President Obama and Russian President Dmitry Medvedev signed a significant new arms-control deal Thursday that requires both countries to cut their strategic nuclear arsenals by about one-third.
The treaty-signing in Prague comes almost exactly a year after Obama spelled out his long-range goal of a world without nuclear weapons. The agreement marks a step in that direction.
The two leaders had hoped to have it signed by last December, when the old START treaty expired. There were fits and starts before a final telephone call sealed the deal two weeks ago. Secretary of State Hillary Clinton said that in the end, patient diplomacy produced a treaty with real results.
"It says to our country, the Cold War really is behind us, and these massive nuclear arsenals that both our countries maintained as part of deterrence no longer have to be so big," Clinton said. "We can begin to cut that."
The agreement calls for the United States and Russia to cut their long-range nuclear arsenals by about 30 percent over the next seven years. Clinton says the treaty also follows the old Russian proverb often invoked by President Reagan: Trust but verify.
Nuclear parity is particularly important to Russia, which lags the U.S. in conventional weapons. And keeping an eye on Russia is important to the U.S., says Andrew Kuchins, a senior fellow at the Center for Strategic and International Studies.

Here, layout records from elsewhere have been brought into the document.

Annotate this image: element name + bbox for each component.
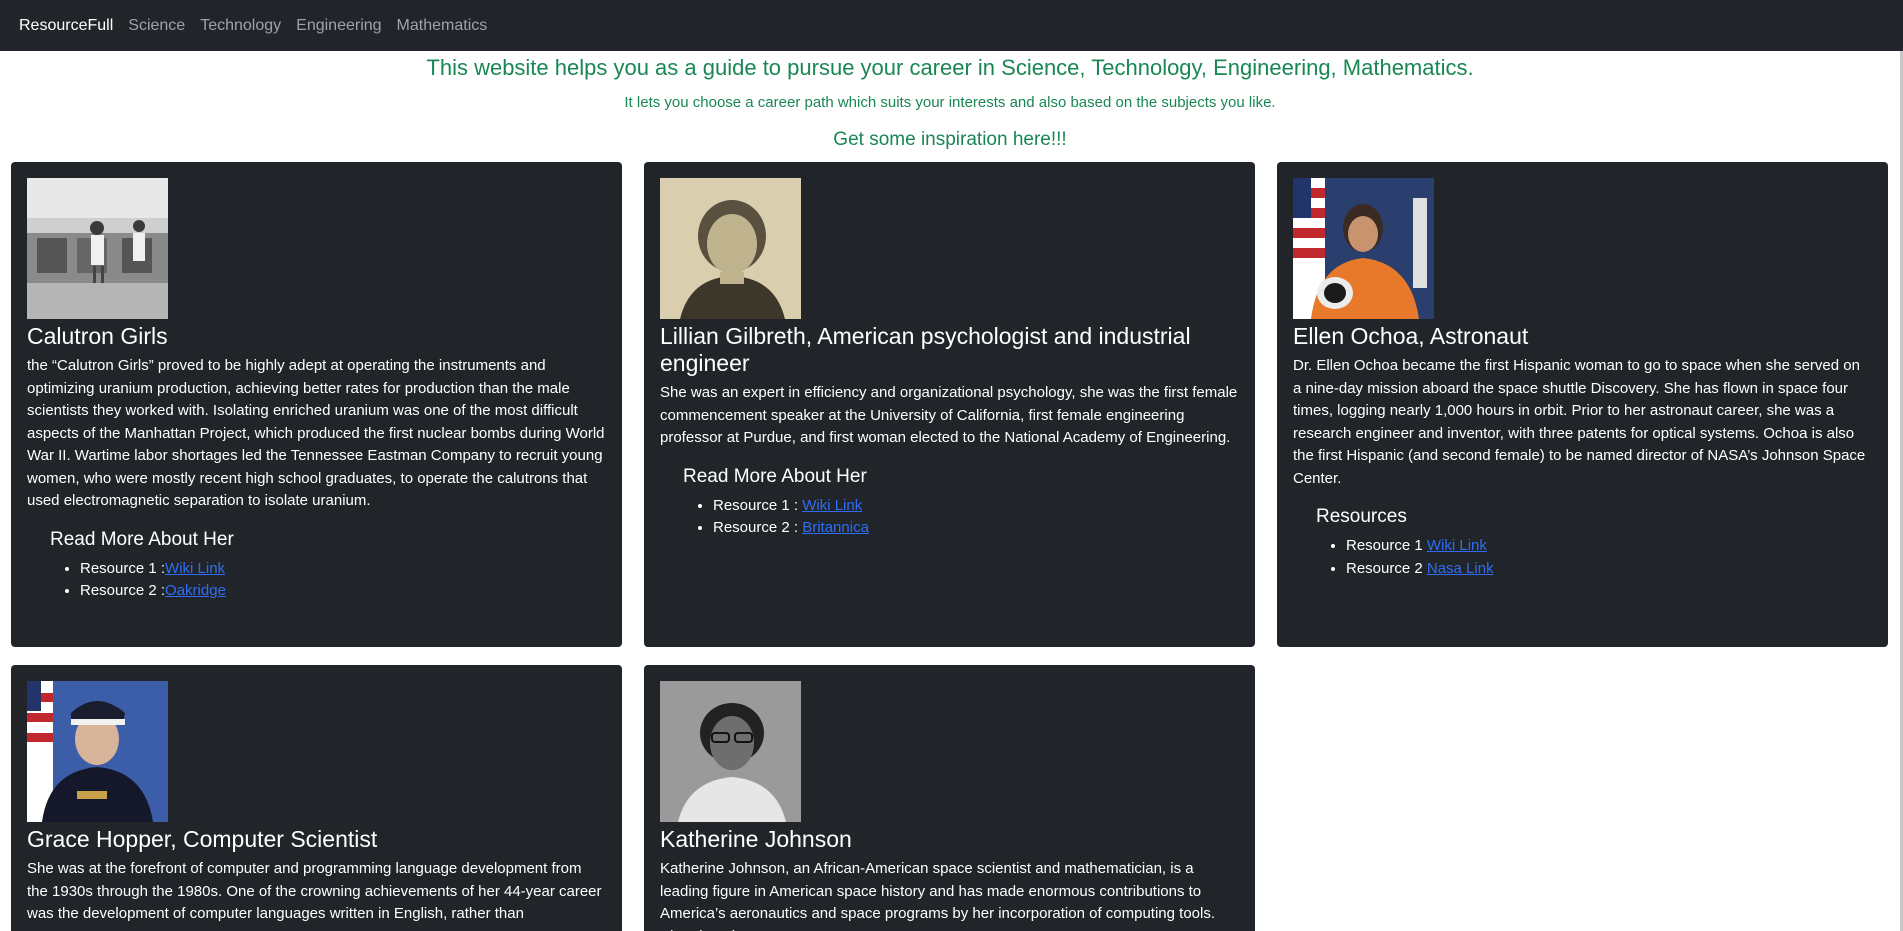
resources-heading: Read More About Her <box>50 528 234 550</box>
resources-heading: Resources <box>1316 506 1407 527</box>
card-text: She was at the forefront of computer and… <box>27 860 602 922</box>
card-text: Dr. Ellen Ochoa became the first Hispani… <box>1293 357 1866 487</box>
resource-item: Resource 1 : Wiki Link <box>713 495 1239 518</box>
resource-prefix: Resource 1 : <box>713 496 803 514</box>
top-navbar: ResourceFull Science Technology Engineer… <box>0 0 1903 51</box>
nasa-link[interactable]: Nasa Link <box>1427 560 1494 577</box>
card-title: Calutron Girls <box>27 323 168 349</box>
resource-item: Resource 2 :Oakridge <box>80 580 606 603</box>
oakridge-link[interactable]: Oakridge <box>165 582 226 599</box>
brand-link[interactable]: ResourceFull <box>19 17 113 35</box>
card-text: She was an expert in efficiency and orga… <box>660 384 1238 446</box>
lillian-gilbreth-photo <box>660 178 801 319</box>
grace-hopper-photo <box>27 681 168 822</box>
card-lillian-gilbreth: Lillian Gilbreth, American psychologist … <box>644 162 1255 647</box>
britannica-link[interactable]: Britannica <box>802 519 869 536</box>
card-title: Lillian Gilbreth, American psychologist … <box>660 323 1191 376</box>
hero-title: This website helps you as a guide to pur… <box>426 55 1474 80</box>
wiki-link[interactable]: Wiki Link <box>165 560 225 577</box>
card-title: Grace Hopper, Computer Scientist <box>27 826 378 852</box>
nav-link-science[interactable]: Science <box>128 17 185 35</box>
resource-prefix: Resource 2 : <box>80 582 166 599</box>
nav-link-technology[interactable]: Technology <box>200 17 281 35</box>
card-katherine-johnson: Katherine Johnson Katherine Johnson, an … <box>644 665 1255 931</box>
resources-list: Resource 1 :Wiki Link Resource 2 :Oakrid… <box>80 558 606 603</box>
katherine-johnson-photo <box>660 681 801 822</box>
resource-prefix: Resource 2 : <box>713 519 803 536</box>
card-ellen-ochoa: Ellen Ochoa, Astronaut Dr. Ellen Ochoa b… <box>1277 162 1888 647</box>
resources-list: Resource 1 Wiki Link Resource 2 Nasa Lin… <box>1346 535 1872 580</box>
card-text: the “Calutron Girls” proved to be highly… <box>27 357 605 509</box>
card-text: Katherine Johnson, an African-American s… <box>660 860 1216 931</box>
hero-section: This website helps you as a guide to pur… <box>0 51 1900 152</box>
resources-heading: Read More About Her <box>683 465 867 487</box>
card-title: Katherine Johnson <box>660 826 852 852</box>
card-calutron-girls: Calutron Girls the “Calutron Girls” prov… <box>11 162 622 647</box>
card-title: Ellen Ochoa, Astronaut <box>1293 323 1529 349</box>
hero-subtitle: It lets you choose a career path which s… <box>624 94 1276 111</box>
resource-item: Resource 1 :Wiki Link <box>80 558 606 581</box>
resource-prefix: Resource 2 <box>1346 559 1427 577</box>
nav-link-mathematics[interactable]: Mathematics <box>397 17 488 35</box>
calutron-girls-photo <box>27 178 168 319</box>
resource-prefix: Resource 1 : <box>80 559 166 577</box>
wiki-link[interactable]: Wiki Link <box>802 497 862 514</box>
ellen-ochoa-photo <box>1293 178 1434 319</box>
resource-item: Resource 2 Nasa Link <box>1346 558 1872 581</box>
resource-item: Resource 2 : Britannica <box>713 517 1239 540</box>
card-grace-hopper: Grace Hopper, Computer Scientist She was… <box>11 665 622 931</box>
resource-prefix: Resource 1 <box>1346 537 1427 554</box>
nav-link-engineering[interactable]: Engineering <box>296 17 381 35</box>
hero-inspiration-heading: Get some inspiration here!!! <box>833 129 1067 150</box>
resource-item: Resource 1 Wiki Link <box>1346 535 1872 558</box>
resources-list: Resource 1 : Wiki Link Resource 2 : Brit… <box>713 495 1239 540</box>
wiki-link[interactable]: Wiki Link <box>1427 537 1487 554</box>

"With the expiration of the START I treaty in December, it meant you were going to lose the entire verification and monitoring regime that went along with that," he said. "So I think for the Obama folks, being able to replace the treaty and maintain a significant degree of that verification and monitoring regime is probably the most important achievement, from the standpoint of U.S. national security, with the treaty."
A Lesson To Others
The U.S. and Russia still hold the vast majority of the world's nuclear weapons. Clinton says cutting those stockpiles makes it easier for the former Cold War adversaries to encourage other countries to resist a nuclear buildup.

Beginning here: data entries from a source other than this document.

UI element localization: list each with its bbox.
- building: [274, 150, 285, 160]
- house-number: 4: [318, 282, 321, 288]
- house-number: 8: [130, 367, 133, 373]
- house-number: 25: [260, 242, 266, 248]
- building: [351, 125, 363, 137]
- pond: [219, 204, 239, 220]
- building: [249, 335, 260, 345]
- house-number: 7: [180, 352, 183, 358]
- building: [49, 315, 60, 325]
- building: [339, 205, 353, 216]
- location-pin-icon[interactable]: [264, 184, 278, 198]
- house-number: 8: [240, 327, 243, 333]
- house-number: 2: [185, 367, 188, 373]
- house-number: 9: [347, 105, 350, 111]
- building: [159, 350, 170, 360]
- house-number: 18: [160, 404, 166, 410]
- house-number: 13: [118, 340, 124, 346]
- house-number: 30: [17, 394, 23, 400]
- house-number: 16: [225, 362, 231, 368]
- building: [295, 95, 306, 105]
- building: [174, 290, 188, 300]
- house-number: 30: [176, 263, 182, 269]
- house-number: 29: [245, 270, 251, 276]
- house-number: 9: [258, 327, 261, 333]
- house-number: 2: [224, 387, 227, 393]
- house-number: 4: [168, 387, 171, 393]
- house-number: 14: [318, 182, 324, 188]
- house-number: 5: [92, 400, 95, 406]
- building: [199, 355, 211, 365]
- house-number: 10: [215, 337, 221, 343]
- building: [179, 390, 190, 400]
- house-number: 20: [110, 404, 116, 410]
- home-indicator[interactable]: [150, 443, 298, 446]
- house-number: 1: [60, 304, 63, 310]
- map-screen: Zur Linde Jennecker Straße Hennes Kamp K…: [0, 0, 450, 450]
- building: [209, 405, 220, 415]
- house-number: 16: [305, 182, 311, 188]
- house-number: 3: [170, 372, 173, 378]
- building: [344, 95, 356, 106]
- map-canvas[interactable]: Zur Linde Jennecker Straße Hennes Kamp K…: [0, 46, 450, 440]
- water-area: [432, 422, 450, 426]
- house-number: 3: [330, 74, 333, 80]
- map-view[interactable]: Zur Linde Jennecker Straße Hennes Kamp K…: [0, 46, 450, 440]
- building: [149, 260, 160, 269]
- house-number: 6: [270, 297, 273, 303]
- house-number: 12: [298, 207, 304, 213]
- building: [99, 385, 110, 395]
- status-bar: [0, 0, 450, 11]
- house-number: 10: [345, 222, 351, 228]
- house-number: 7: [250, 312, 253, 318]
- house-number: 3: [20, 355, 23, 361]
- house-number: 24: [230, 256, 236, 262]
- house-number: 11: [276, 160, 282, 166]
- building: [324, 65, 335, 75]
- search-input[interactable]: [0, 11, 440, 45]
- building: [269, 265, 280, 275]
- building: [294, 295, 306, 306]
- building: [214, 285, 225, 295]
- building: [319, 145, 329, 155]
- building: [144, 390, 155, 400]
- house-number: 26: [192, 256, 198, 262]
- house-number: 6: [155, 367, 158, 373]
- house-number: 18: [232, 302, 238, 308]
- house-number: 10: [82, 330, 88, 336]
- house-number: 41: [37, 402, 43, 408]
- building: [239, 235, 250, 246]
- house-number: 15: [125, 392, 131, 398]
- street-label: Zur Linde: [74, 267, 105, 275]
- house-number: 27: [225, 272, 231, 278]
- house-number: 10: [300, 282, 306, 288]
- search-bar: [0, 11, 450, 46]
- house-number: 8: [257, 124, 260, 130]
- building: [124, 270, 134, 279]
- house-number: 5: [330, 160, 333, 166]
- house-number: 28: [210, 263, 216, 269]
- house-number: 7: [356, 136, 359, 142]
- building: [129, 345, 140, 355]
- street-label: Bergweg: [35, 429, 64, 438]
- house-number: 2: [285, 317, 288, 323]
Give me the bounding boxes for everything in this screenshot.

"The treaty also shows the world — particularly states like Iran and North Korea — that one of our top priorities is to strengthen the global nonproliferation regime and keep nuclear materials out of the wrong hands," Clinton said.
Next week, leaders of more than 40 countries gather in Washington for a summit meeting on safeguarding nuclear material. Next month, there's a meeting in New York on strengthening the 40-year-old Nuclear Non-Proliferation Treaty.
Arms control expert Steven Pifer of the Brookings Institution says the Obama administration was anxious to have this deal with the Russians signed before those talks.
"It allows the American delegation at that review conference to say the United States is doing its part — it's cutting nuclear weapons," Pifer said. "And now the review conference needs to find ways to make it more difficult for other countries to get nuclear weapons."
An Improvement In Relations
The deal also underscores the improvement in U.S.-Russia relations, which had been at a low point when President Obama took office. Pifer says historically, progress on arms control has led to advances in other areas with the Russians. Moscow has already given the U.S. military access to its airspace for flying lethal equipment into Afghanistan. Pifer says Russia is slowly moving closer to the U.S. position in favor of sanctioning Iran over its nuclear program.
"I suspect in the end Russia is not going to go as far as Washington might like in terms of talking about and actually moving toward sanctions on Iran," he said. "But certainly they're talking about steps now that they weren't talking about a year ago. And that's good news."
For all the hoopla over Thursday's signing, the arms-control treaty still has to be ratified by two-thirds of the U.S. Senate, as well as Russia's Duma. The Obama administration has been consulting lawmakers from both parties. Officials say they hope the treaty will win broad, bipartisan support.